Apple continues to punk its fans

Monday 13 October 2025 16:46 CDT   David Braverman
GeneralSoftwareWork

The Nielsen/Norman Group, founded by usability pioneer Jakob Nielsen, rolls its eyes at Apple's new iPhone UI:

Apple describes Liquid Glass as:

“a translucent material that reflects and refracts its surroundings, while dynamically transforming to help bring greater focus to content, delivering a new level of vitality across controls, navigation, app icons, widgets, and more.”

Translated: the interface now ripples and shimmers as if your phone were encased in Jell-O. At first glance, it does look cool. But problems arise as soon as you start using your phone.

One of the oldest findings in usability is that anything placed on top of something else becomes harder to see. Yet here we are, in 2025, with Apple proudly obscuring text, icons, and controls by making them transparent and placing them on top of busy backgrounds.

Not only is it illegible — it’s also ugly.

In iOS 26, controls insist on animating themselves, whether or not the user benefits.
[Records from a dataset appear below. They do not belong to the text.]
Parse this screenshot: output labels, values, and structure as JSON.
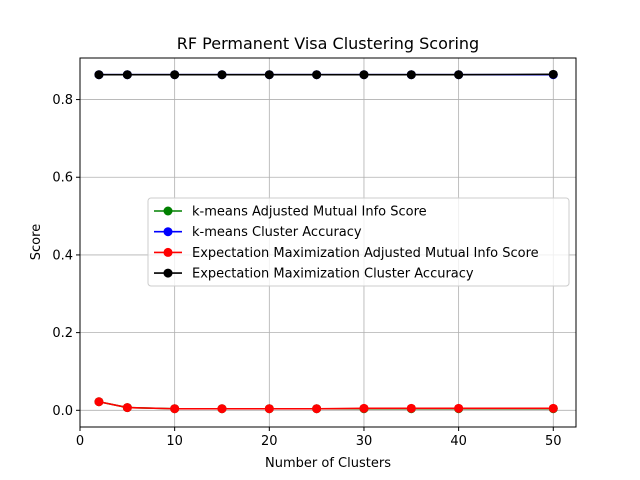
{
  "chart_data": {
    "type": "line",
    "title": "RF Permanent Visa Clustering Scoring",
    "xlabel": "Number of Clusters",
    "ylabel": "Score",
    "xlim": [
      0,
      52.4
    ],
    "ylim": [
      -0.043,
      0.907
    ],
    "xticks": [
      0,
      10,
      20,
      30,
      40,
      50
    ],
    "yticks": [
      0.0,
      0.2,
      0.4,
      0.6,
      0.8
    ],
    "ytick_labels": [
      "0.0",
      "0.2",
      "0.4",
      "0.6",
      "0.8"
    ],
    "grid": true,
    "legend_position": "center-right",
    "x": [
      2,
      5,
      10,
      15,
      20,
      25,
      30,
      35,
      40,
      50
    ],
    "series": [
      {
        "name": "k-means Adjusted Mutual Info Score",
        "color": "#008000",
        "values": [
          0.022,
          0.007,
          0.004,
          0.004,
          0.004,
          0.004,
          0.004,
          0.004,
          0.004,
          0.004
        ]
      },
      {
        "name": "k-means Cluster Accuracy",
        "color": "#0000ff",
        "values": [
          0.864,
          0.864,
          0.864,
          0.864,
          0.864,
          0.864,
          0.864,
          0.864,
          0.864,
          0.864
        ]
      },
      {
        "name": "Expectation Maximization Adjusted Mutual Info Score",
        "color": "#ff0000",
        "values": [
          0.022,
          0.007,
          0.004,
          0.004,
          0.004,
          0.004,
          0.005,
          0.005,
          0.005,
          0.005
        ]
      },
      {
        "name": "Expectation Maximization Cluster Accuracy",
        "color": "#000000",
        "values": [
          0.864,
          0.864,
          0.864,
          0.864,
          0.864,
          0.864,
          0.864,
          0.864,
          0.864,
          0.865
        ]
      }
    ]
  }
}
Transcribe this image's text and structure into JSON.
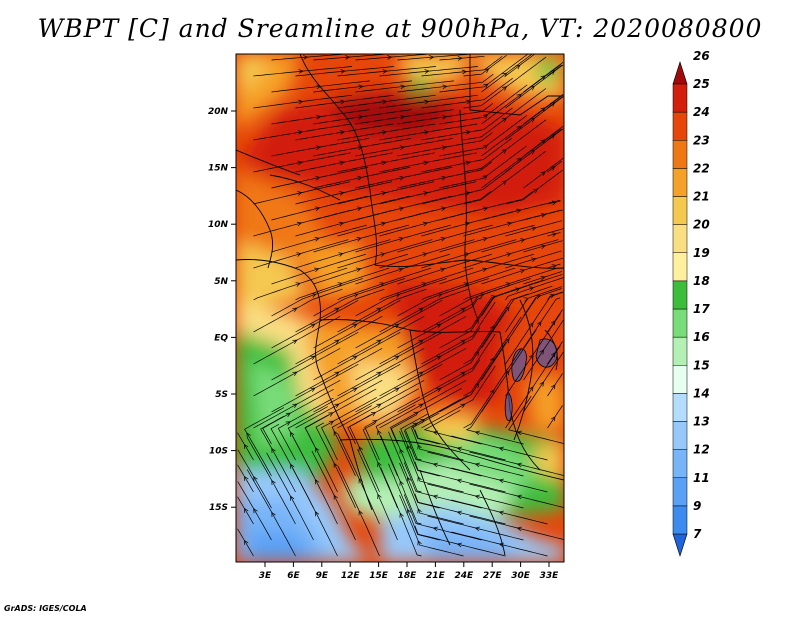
{
  "title": "WBPT [C] and Sreamline at 900hPa, VT: 2020080800",
  "credit": "GrADS: IGES/COLA",
  "map": {
    "lon_labels": [
      "3E",
      "6E",
      "9E",
      "12E",
      "15E",
      "18E",
      "21E",
      "24E",
      "27E",
      "30E",
      "33E"
    ],
    "lat_labels": [
      "20N",
      "15N",
      "10N",
      "5N",
      "EQ",
      "5S",
      "10S",
      "15S"
    ]
  },
  "colorbar": {
    "labels": [
      "7",
      "9",
      "11",
      "12",
      "13",
      "14",
      "15",
      "16",
      "17",
      "18",
      "19",
      "20",
      "21",
      "22",
      "23",
      "24",
      "25",
      "26"
    ],
    "colors": [
      "#1e64dc",
      "#3c8cf0",
      "#5aa0f5",
      "#78b4f8",
      "#96c8fa",
      "#b4dcfc",
      "#e6fff0",
      "#b4f0b4",
      "#78dc78",
      "#3cbe3c",
      "#fff0a0",
      "#fade82",
      "#f5c850",
      "#f5a028",
      "#f07814",
      "#e6460a",
      "#d21e0a",
      "#a00a0a"
    ]
  }
}
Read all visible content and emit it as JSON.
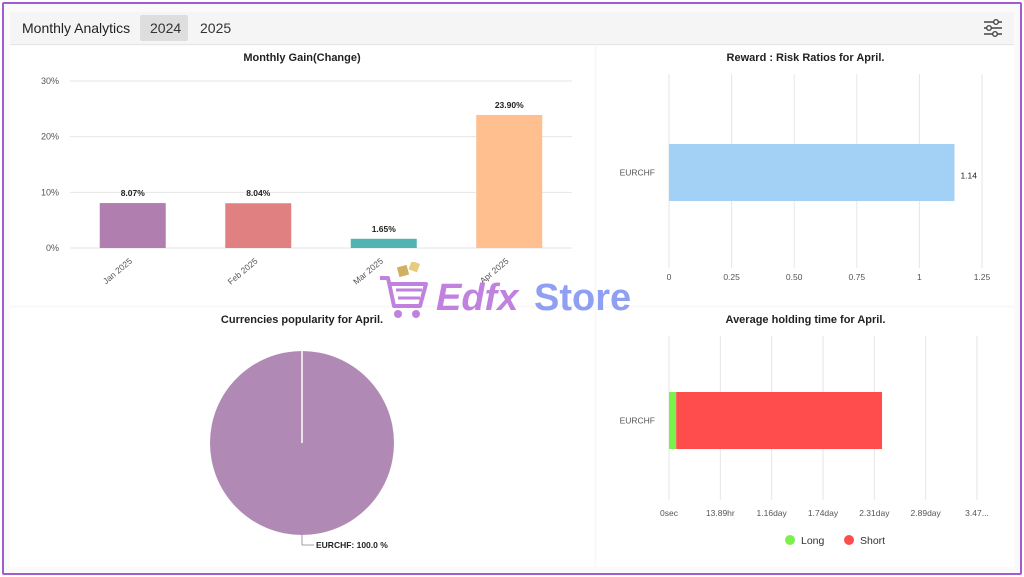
{
  "header": {
    "title": "Monthly Analytics",
    "tabs": [
      {
        "label": "2024",
        "active": true
      },
      {
        "label": "2025",
        "active": false
      }
    ],
    "settings_icon": "sliders-icon"
  },
  "colors": {
    "border": "#a05cd0",
    "long": "#7cf04a",
    "short": "#ff4d4d"
  },
  "watermark": {
    "text": "EdfxStore"
  },
  "chart_data": [
    {
      "type": "bar",
      "title": "Monthly Gain(Change)",
      "categories": [
        "Jan 2025",
        "Feb 2025",
        "Mar 2025",
        "Apr 2025"
      ],
      "values": [
        8.07,
        8.04,
        1.65,
        23.9
      ],
      "data_labels": [
        "8.07%",
        "8.04%",
        "1.65%",
        "23.90%"
      ],
      "colors": [
        "#b07fb0",
        "#e08080",
        "#52b3b3",
        "#ffbf8f"
      ],
      "ylim": [
        0,
        30
      ],
      "yticks": [
        "0%",
        "10%",
        "20%",
        "30%"
      ],
      "grid": true
    },
    {
      "type": "bar",
      "orientation": "horizontal",
      "title": "Reward : Risk Ratios for April.",
      "categories": [
        "EURCHF"
      ],
      "values": [
        1.14
      ],
      "data_labels": [
        "1.14"
      ],
      "color": "#a3d0f5",
      "xlim": [
        0,
        1.25
      ],
      "xticks": [
        "0",
        "0.25",
        "0.50",
        "0.75",
        "1",
        "1.25"
      ],
      "grid": true
    },
    {
      "type": "pie",
      "title": "Currencies popularity for April.",
      "slices": [
        {
          "label": "EURCHF",
          "value": 100.0,
          "color": "#b08ab5"
        }
      ],
      "data_labels": [
        "EURCHF: 100.0 %"
      ]
    },
    {
      "type": "bar",
      "orientation": "horizontal",
      "stacked": true,
      "title": "Average holding time for April.",
      "categories": [
        "EURCHF"
      ],
      "series": [
        {
          "name": "Long",
          "values": [
            0.081
          ],
          "color": "#7cf04a"
        },
        {
          "name": "Short",
          "values": [
            2.319
          ],
          "color": "#ff4d4d"
        }
      ],
      "x_unit": "day",
      "xlim": [
        0,
        3.47
      ],
      "xticks": [
        "0sec",
        "13.89hr",
        "1.16day",
        "1.74day",
        "2.31day",
        "2.89day",
        "3.47..."
      ],
      "legend": "bottom",
      "grid": true
    }
  ]
}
Carousel dots quietly morph into the word Search after a few seconds. Camera buttons jerk slightly when tapped. Tab bars bubble and wiggle when switching views, and buttons briefly pulsate before being replaced with something else entirely. It’s like the interface is shouting “look at me” when it should quietly step aside and let the real star — the content — take the spotlight.

Overall, Apple is prioritizing spectacle over usability, lending credibility to the theory that Liquid Glass is an attempt to distract customers from iOS 26’s lack of long-promised AI features.

 I'll keep my Android for now, thanks.